ANALISIS DAMPAK PENAMBAHAN JALUR SEPEDA TERHADAP LALU LINTAS DI JALAN JENDERAL SUDIRMAN KOTA MEDAN
Kata Kunci:
Jalur Sepeda, PKJI 2014, Kapasitas Jalan, Tingkat PelayananAbstrak
Kemacetan lalu lintas di Kota Medan semakin meningkat akibat pertumbuhan kendaraan bermotor yang pesat, khususnya pada ruas Jalan Jenderal Sudirman yang merupakan salah satu koridor utama kota. Pemerintah berencana menambahkan jalur khusus sepeda untuk mendorong transportasi berkelanjutan, namun kebijakan ini berpotensi mengurangi lebar efektif jalan dan memengaruhi kapasitas serta kinerja lalu lintas. Penelitian ini bertujuan untuk menganalisis dampak penambahan jalur sepeda terhadap volume lalu lintas, kapasitas jalan, dan tingkat pelayanan (Level of Service/LOS) pada ruas Jalan Jenderal Sudirman, Kota Medan. Penelitian dilakukan pada segmen sepanjang 500 meter, mulai dari depan Pos Polisi dekat Taman Ahmad Yani hingga Jalan Pangeran Diponegoro. Data primer yang dikumpulkan meliputi data geometrik jalan, volume lalu lintas, dan hambatan samping, yang diperoleh melalui survei lapangan selama tiga hari (Senin, Sabtu, dan Minggu) dari pukul 08.00–18.00 WIB. Analisis kapasitas dilakukan berdasarkan Pedoman Kapasitas Jalan Indonesia (PKJI 2014) dengan menghitung kapasitas dasar (Co), faktor penyesuaian lebar lajur, hambatan samping, ukuran kota, dan pemisahan arah.

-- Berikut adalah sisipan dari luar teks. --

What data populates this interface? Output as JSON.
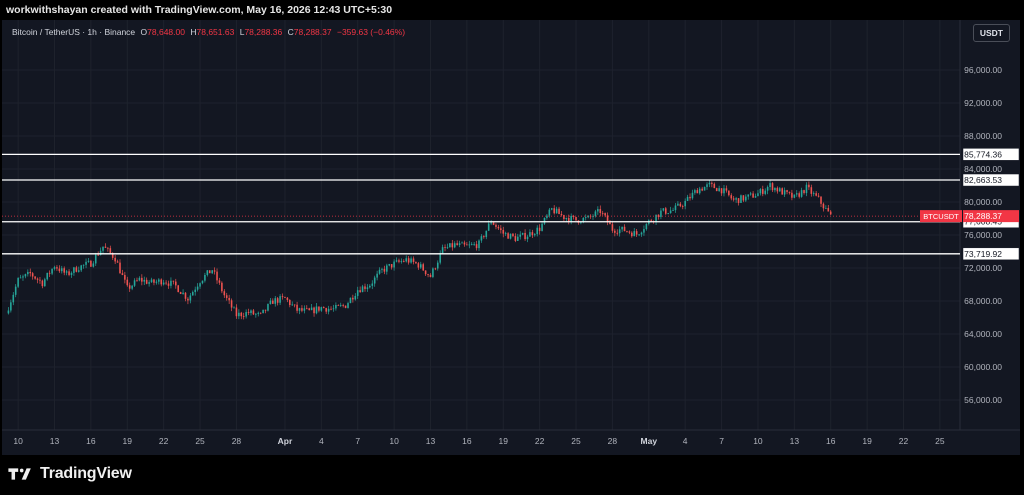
{
  "header": {
    "attribution": "workwithshayan created with TradingView.com, May 16, 2026 12:43 UTC+5:30"
  },
  "legend": {
    "symbol": "Bitcoin / TetherUS · 1h · Binance",
    "open_key": "O",
    "open": "78,648.00",
    "high_key": "H",
    "high": "78,651.63",
    "low_key": "L",
    "low": "78,288.36",
    "close_key": "C",
    "close": "78,288.37",
    "change": "−359.63 (−0.46%)"
  },
  "currency_button": "USDT",
  "footer": {
    "brand": "TradingView"
  },
  "colors": {
    "background": "#131722",
    "up": "#26a69a",
    "down": "#ef5350",
    "level_line": "#ffffff",
    "price_tag": "#f23645",
    "axis_text": "#b2b5be"
  },
  "chart_data": {
    "type": "candlestick",
    "title": "",
    "ylim": [
      52000,
      100000
    ],
    "y_ticks": [
      {
        "value": 96000,
        "label": "96,000.00"
      },
      {
        "value": 92000,
        "label": "92,000.00"
      },
      {
        "value": 88000,
        "label": "88,000.00"
      },
      {
        "value": 84000,
        "label": "84,000.00"
      },
      {
        "value": 80000,
        "label": "80,000.00"
      },
      {
        "value": 76000,
        "label": "76,000.00"
      },
      {
        "value": 72000,
        "label": "72,000.00"
      },
      {
        "value": 68000,
        "label": "68,000.00"
      },
      {
        "value": 64000,
        "label": "64,000.00"
      },
      {
        "value": 60000,
        "label": "60,000.00"
      },
      {
        "value": 56000,
        "label": "56,000.00"
      }
    ],
    "x_ticks": [
      {
        "date": "2026-03-10",
        "label": "10"
      },
      {
        "date": "2026-03-13",
        "label": "13"
      },
      {
        "date": "2026-03-16",
        "label": "16"
      },
      {
        "date": "2026-03-19",
        "label": "19"
      },
      {
        "date": "2026-03-22",
        "label": "22"
      },
      {
        "date": "2026-03-25",
        "label": "25"
      },
      {
        "date": "2026-03-28",
        "label": "28"
      },
      {
        "date": "2026-04-01",
        "label": "Apr"
      },
      {
        "date": "2026-04-04",
        "label": "4"
      },
      {
        "date": "2026-04-07",
        "label": "7"
      },
      {
        "date": "2026-04-10",
        "label": "10"
      },
      {
        "date": "2026-04-13",
        "label": "13"
      },
      {
        "date": "2026-04-16",
        "label": "16"
      },
      {
        "date": "2026-04-19",
        "label": "19"
      },
      {
        "date": "2026-04-22",
        "label": "22"
      },
      {
        "date": "2026-04-25",
        "label": "25"
      },
      {
        "date": "2026-04-28",
        "label": "28"
      },
      {
        "date": "2026-05-01",
        "label": "May"
      },
      {
        "date": "2026-05-04",
        "label": "4"
      },
      {
        "date": "2026-05-07",
        "label": "7"
      },
      {
        "date": "2026-05-10",
        "label": "10"
      },
      {
        "date": "2026-05-13",
        "label": "13"
      },
      {
        "date": "2026-05-16",
        "label": "16"
      },
      {
        "date": "2026-05-19",
        "label": "19"
      },
      {
        "date": "2026-05-22",
        "label": "22"
      },
      {
        "date": "2026-05-25",
        "label": "25"
      }
    ],
    "x_range": [
      "2026-03-09",
      "2026-05-26"
    ],
    "series": [
      {
        "date": "2026-03-09",
        "close": 66500
      },
      {
        "date": "2026-03-10",
        "close": 70500
      },
      {
        "date": "2026-03-11",
        "close": 71300
      },
      {
        "date": "2026-03-12",
        "close": 70200
      },
      {
        "date": "2026-03-13",
        "close": 72300
      },
      {
        "date": "2026-03-14",
        "close": 71200
      },
      {
        "date": "2026-03-15",
        "close": 72100
      },
      {
        "date": "2026-03-16",
        "close": 72600
      },
      {
        "date": "2026-03-17",
        "close": 74600
      },
      {
        "date": "2026-03-18",
        "close": 73200
      },
      {
        "date": "2026-03-19",
        "close": 69500
      },
      {
        "date": "2026-03-20",
        "close": 70600
      },
      {
        "date": "2026-03-21",
        "close": 70200
      },
      {
        "date": "2026-03-22",
        "close": 70500
      },
      {
        "date": "2026-03-23",
        "close": 69800
      },
      {
        "date": "2026-03-24",
        "close": 68300
      },
      {
        "date": "2026-03-25",
        "close": 70500
      },
      {
        "date": "2026-03-26",
        "close": 71800
      },
      {
        "date": "2026-03-27",
        "close": 68700
      },
      {
        "date": "2026-03-28",
        "close": 66300
      },
      {
        "date": "2026-03-29",
        "close": 66600
      },
      {
        "date": "2026-03-30",
        "close": 66200
      },
      {
        "date": "2026-03-31",
        "close": 68000
      },
      {
        "date": "2026-04-01",
        "close": 68300
      },
      {
        "date": "2026-04-02",
        "close": 66900
      },
      {
        "date": "2026-04-03",
        "close": 66700
      },
      {
        "date": "2026-04-04",
        "close": 67200
      },
      {
        "date": "2026-04-05",
        "close": 67000
      },
      {
        "date": "2026-04-06",
        "close": 67500
      },
      {
        "date": "2026-04-07",
        "close": 69400
      },
      {
        "date": "2026-04-08",
        "close": 70000
      },
      {
        "date": "2026-04-09",
        "close": 71700
      },
      {
        "date": "2026-04-10",
        "close": 72500
      },
      {
        "date": "2026-04-11",
        "close": 73000
      },
      {
        "date": "2026-04-12",
        "close": 72400
      },
      {
        "date": "2026-04-13",
        "close": 71000
      },
      {
        "date": "2026-04-14",
        "close": 74200
      },
      {
        "date": "2026-04-15",
        "close": 74800
      },
      {
        "date": "2026-04-16",
        "close": 74600
      },
      {
        "date": "2026-04-17",
        "close": 74900
      },
      {
        "date": "2026-04-18",
        "close": 77700
      },
      {
        "date": "2026-04-19",
        "close": 76200
      },
      {
        "date": "2026-04-20",
        "close": 75600
      },
      {
        "date": "2026-04-21",
        "close": 76000
      },
      {
        "date": "2026-04-22",
        "close": 76800
      },
      {
        "date": "2026-04-23",
        "close": 79100
      },
      {
        "date": "2026-04-24",
        "close": 78200
      },
      {
        "date": "2026-04-25",
        "close": 77800
      },
      {
        "date": "2026-04-26",
        "close": 78000
      },
      {
        "date": "2026-04-27",
        "close": 78900
      },
      {
        "date": "2026-04-28",
        "close": 76700
      },
      {
        "date": "2026-04-29",
        "close": 76600
      },
      {
        "date": "2026-04-30",
        "close": 76100
      },
      {
        "date": "2026-05-01",
        "close": 77600
      },
      {
        "date": "2026-05-02",
        "close": 78800
      },
      {
        "date": "2026-05-03",
        "close": 79000
      },
      {
        "date": "2026-05-04",
        "close": 80000
      },
      {
        "date": "2026-05-05",
        "close": 81500
      },
      {
        "date": "2026-05-06",
        "close": 82000
      },
      {
        "date": "2026-05-07",
        "close": 81500
      },
      {
        "date": "2026-05-08",
        "close": 80200
      },
      {
        "date": "2026-05-09",
        "close": 80500
      },
      {
        "date": "2026-05-10",
        "close": 81000
      },
      {
        "date": "2026-05-11",
        "close": 82000
      },
      {
        "date": "2026-05-12",
        "close": 81200
      },
      {
        "date": "2026-05-13",
        "close": 80500
      },
      {
        "date": "2026-05-14",
        "close": 81700
      },
      {
        "date": "2026-05-15",
        "close": 80300
      },
      {
        "date": "2026-05-16",
        "close": 78288.37
      }
    ],
    "horizontal_levels": [
      {
        "value": 85774.36,
        "label": "85,774.36"
      },
      {
        "value": 82663.53,
        "label": "82,663.53"
      },
      {
        "value": 77608.45,
        "label": "77,608.45"
      },
      {
        "value": 73719.92,
        "label": "73,719.92"
      }
    ],
    "last_price": {
      "value": 78288.37,
      "label": "78,288.37",
      "symbol": "BTCUSDT"
    },
    "grid": true
  }
}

Tingkat pelayanan dianalisis menggunakan rasio V/C (Volume to Capacity). Hasil penelitian menunjukkan bahwa sebelum adanya jalur sepeda, kapasitas jalan adalah 2.726 skr/jam dengan rata-rata V/C sebesar 0,079 (LOS A). Setelah penambahan jalur sepeda selebar 1,5 meter yang mengurangi lebar lajur efektif dari 7,6 m menjadi 6,1 m, kapasitas menurun menjadi 2.371,62 skr/jam. Namun, tingkat pelayanan masih berada pada kategori A dengan rata- rata V/C sebesar 0,094, yang menunjukkan arus lalu lintas tetap stabil dan tidak terjadi gangguan signifikan. Hambatan samping tertinggi terjadi pada aktivitas pejalan kaki dan kendaraan keluar- masuk hotel serta perkantoran di sekitar lokasi penelitian. Secara keseluruhan, penambahan jalur sepeda pada Jalan Jenderal Sudirman dinilai masih layak dan aman untuk diterapkan karena tidak menurunkan tingkat pelayanan jalan secara signifikan. Jalur sepeda ini dapat menjadi alternatif transportasi yang mendukung konsep kota berkelanjutan, namun diperlukan pengelolaan hambatan samping dan peningkatan kesadaran pengguna jalan untuk memaksimalkan manfaatnya.